Postpartum Pituitary Infarction (Sheehan Syndrome)
In 1937, Sheehan first
described the development of pituitary infarction in the setting of hemorrhagic
shock occurring after delivery. This entity is much less commonly seen in developed
countries today, likely as a result of modern advances in obstetric care.
To understand the development of postpartum pituitary infarction, one has to consider that the pituitary gland becomes hyperplastic (approximately doubling in mass) during pregnancy as a result of progressive lactotroph hyperplasia occurring until term. Because there is no concurrent increase in blood supply to the pituitary, lactotroph hyperplasia makes the gland more vulnerable to vascular insults during pregnancy and the peripartum period. To highlight the important role of pituitary hyperplasia in the pathogenesis of infarction, it may be noted that pituitary infarction is very rare in nongravid patients in shock. The precise role of vascular spasm, thrombosis, and vascular compression as causative factors in the pathogenesis of Sheehan syndrome is still debated, but the condition ultimately involves infarction of the anterior pituitary lobe as a result of severe decrease in blood flow through the gland.
It may also be
noted that the anterior lobe of the pituitary is more vulnerable to
ischemia than the posterior lobe because the former receives blood supply
through a low-pressure portal system. In contrast, the posterior pituitary
receives direct arterial blood supply through the inferior hypophyseal
arteries. As a consequence, the pars tuberalis and the posterior pituitary lobe
are usually spared in these patients, who generally do not develop central
diabetes insipidus.
Infarction of
the anterior pituitary lobe leads to a gradual decrease in the size of the
pituitary gland, which is partly replaced by fibrous scar tissue.
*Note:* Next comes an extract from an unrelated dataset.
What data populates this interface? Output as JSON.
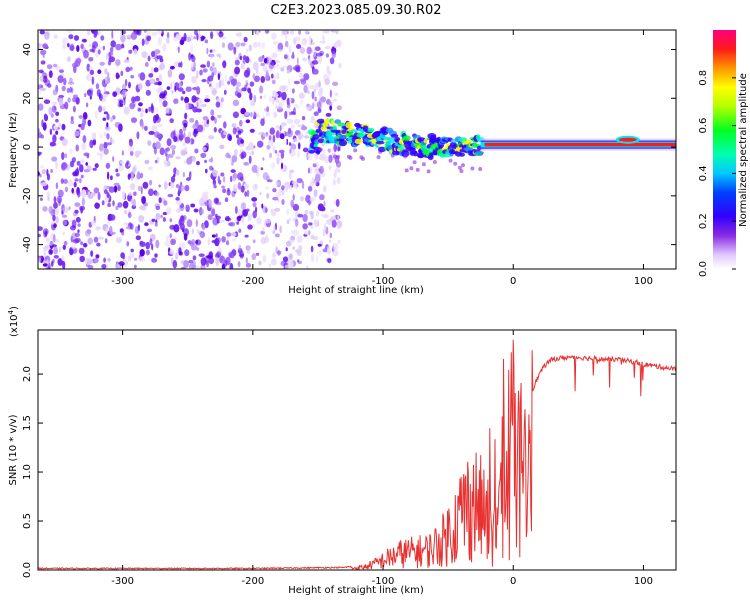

On magnetic
resonance imaging, there is a gradual decrease in the size of the pituitary
gland, often culminating in the development of an “empty sella.”
Anterior
hypopituitarism of varying severity occurs in patients with Sheehan syndrome,
depending on the extent of anterior lobe infarction. Loss of 90% of
adenohypophyseal cells frequently leads to life-threatening pituitary failure,
whereas loss of 50% to 70 % of anterior pituitary cells generally leads to
partial hypopituitarism. Central hypoadrenalism may result in shock that is
refractory to volume expansion and vasopressor administration. If loss of
pituitary function is partial and/or less severe, initial symptoms may be more
subtle, including failure to lactate and involution of breasts, followed by
postpartum amenorrhea. Other symptoms may include fatigue, weight loss, lack of
appetite, nausea, dizziness, and loss of axillary and pubic hair.
Sheehan
syndrome should be considered in women with severe postpartum blood loss
requiring blood transfusion.
Additional risk
factors include type 1 diabetes mellitus and sickle cell disease. In developed
countries, lymphocytic hypophysitis, occurring in the third trimester of
pregnancy or the postpartum period, has become more common than Sheehan
syndrome as a cause of new onset hypopituitarism in pregnancy and the
puerperium.
Once suspected, the diagnosis involves assays of systemic levels of target gland hormones, including morning serum cortisol, free thyroxine, estradiol, and gonadotropins. Serum prolactin levels may be very low in these patients. Stimulation testing may be needed to examine adrenocortical reserve and is essential in order to evaluate growth hormone secretion. Standard replacement therapies for pituitary hormone deficiencies are advised. In particular, prompt glucocorticoid replacement can be lifesaving. However, recovery of pituitary function is very uncommon.